Many privacy related concerns are raised while working on the record linkage problem, especially with the record linkage of personal data. Personal data contains attributes like SSN, DOB, and ZIP CODE which can be used to uniquely identify the person during linkage process. But at the same time, these attributes help towards identity disclosure or identity inference of a person.
As the real public data sets hide DOB or SSN information, those data sets are not much useful for the research on record linkage. We realized the need of “Synthetic data generation” which will help us add realistic attributes in the available public data sets. This will help graduate students to continue working on record linkage and data visualization problems without compromising the privacy while maintaining the accuracy and complexity of the problem. However, synthetic data generation can also be as complex as the record linkage problem because of the characteristics of real data such as missing data, erroneous data, changing data.
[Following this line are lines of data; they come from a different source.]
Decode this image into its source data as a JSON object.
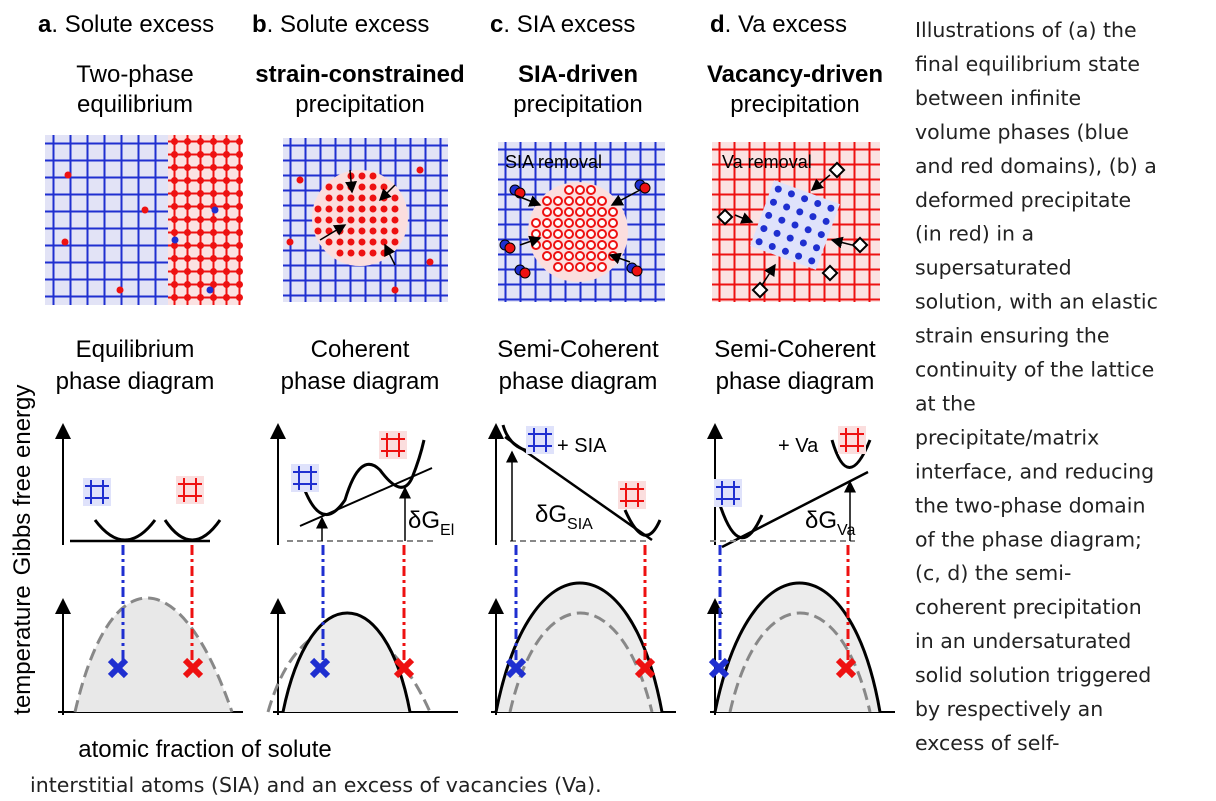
{
  "panels": [
    {
      "letter": "a",
      "heading": ". Solute excess",
      "title": [
        "Two-phase",
        "equilibrium"
      ],
      "diagram_title": [
        "Equilibrium",
        "phase diagram"
      ]
    },
    {
      "letter": "b",
      "heading": ". Solute excess",
      "title": [
        "strain-constrained",
        "precipitation"
      ],
      "diagram_title": [
        "Coherent",
        "phase diagram"
      ],
      "delta_label": "δG",
      "delta_sub": "El"
    },
    {
      "letter": "c",
      "heading": ". SIA excess",
      "title": [
        "SIA-driven",
        "precipitation"
      ],
      "annotation": "SIA removal",
      "diagram_title": [
        "Semi-Coherent",
        "phase diagram"
      ],
      "defect_label": "+ SIA",
      "delta_label": "δG",
      "delta_sub": "SIA"
    },
    {
      "letter": "d",
      "heading": ". Va excess",
      "title": [
        "Vacancy-driven",
        "precipitation"
      ],
      "annotation": "Va removal",
      "diagram_title": [
        "Semi-Coherent",
        "phase diagram"
      ],
      "defect_label": "+ Va",
      "delta_label": "δG",
      "delta_sub": "Va"
    }
  ],
  "axes": {
    "energy": "Gibbs free energy",
    "temperature": "temperature",
    "x": "atomic fraction of solute"
  },
  "caption": [
    "Illustrations of (a) the",
    "final equilibrium state",
    "between infinite",
    "volume phases (blue",
    "and red domains), (b) a",
    "deformed precipitate",
    "(in red) in a",
    "supersaturated",
    "solution, with an elastic",
    "strain ensuring the",
    "continuity of the lattice",
    "at the",
    "precipitate/matrix",
    "interface, and reducing",
    "the two-phase domain",
    "of the phase diagram;",
    "(c, d) the semi-",
    "coherent precipitation",
    "in an undersaturated",
    "solid solution triggered",
    "by respectively an",
    "excess of self-",
    "interstitial atoms (SIA) and an excess of vacancies (Va)."
  ]
}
To simulate the real world data, we started with the voters registration data of one of the large counties in the US. This public data obviously does not have DOB and SSN of voters, but it has the age of voters. Our goal is to be able to generate realistic data for DOBs of voters in this dataset. We did this in two steps:
1. Populate a DOB column:
1.1. As we have age of a voter in public data set, we used that age to get the year of birth.
Year of Birth (YYYY) = Current year (2012) – Age(XXX)
1.2 We extracted only DD and MM values from the DOB column of an existing real data set (which is far different from voter’s registration data set.) We randomly attached these DD and MM values to the YYYY generated in step 1.1.
2. Perturb DOB column to make it realistic:
2.1 Make some DOB values missing.
2.2 Introduce substitution errors by replacing some digits in DOB by other digits.
2.3 Introduce transposition errors.
We need to investigate and do more research on following:
1. Try to figure out various data error patterns for DOB in real world data.
2. The average approximate percentage of different data errors such as missing data, transposed data.
3. Way to find out how closer the synthetic data model is to the real data.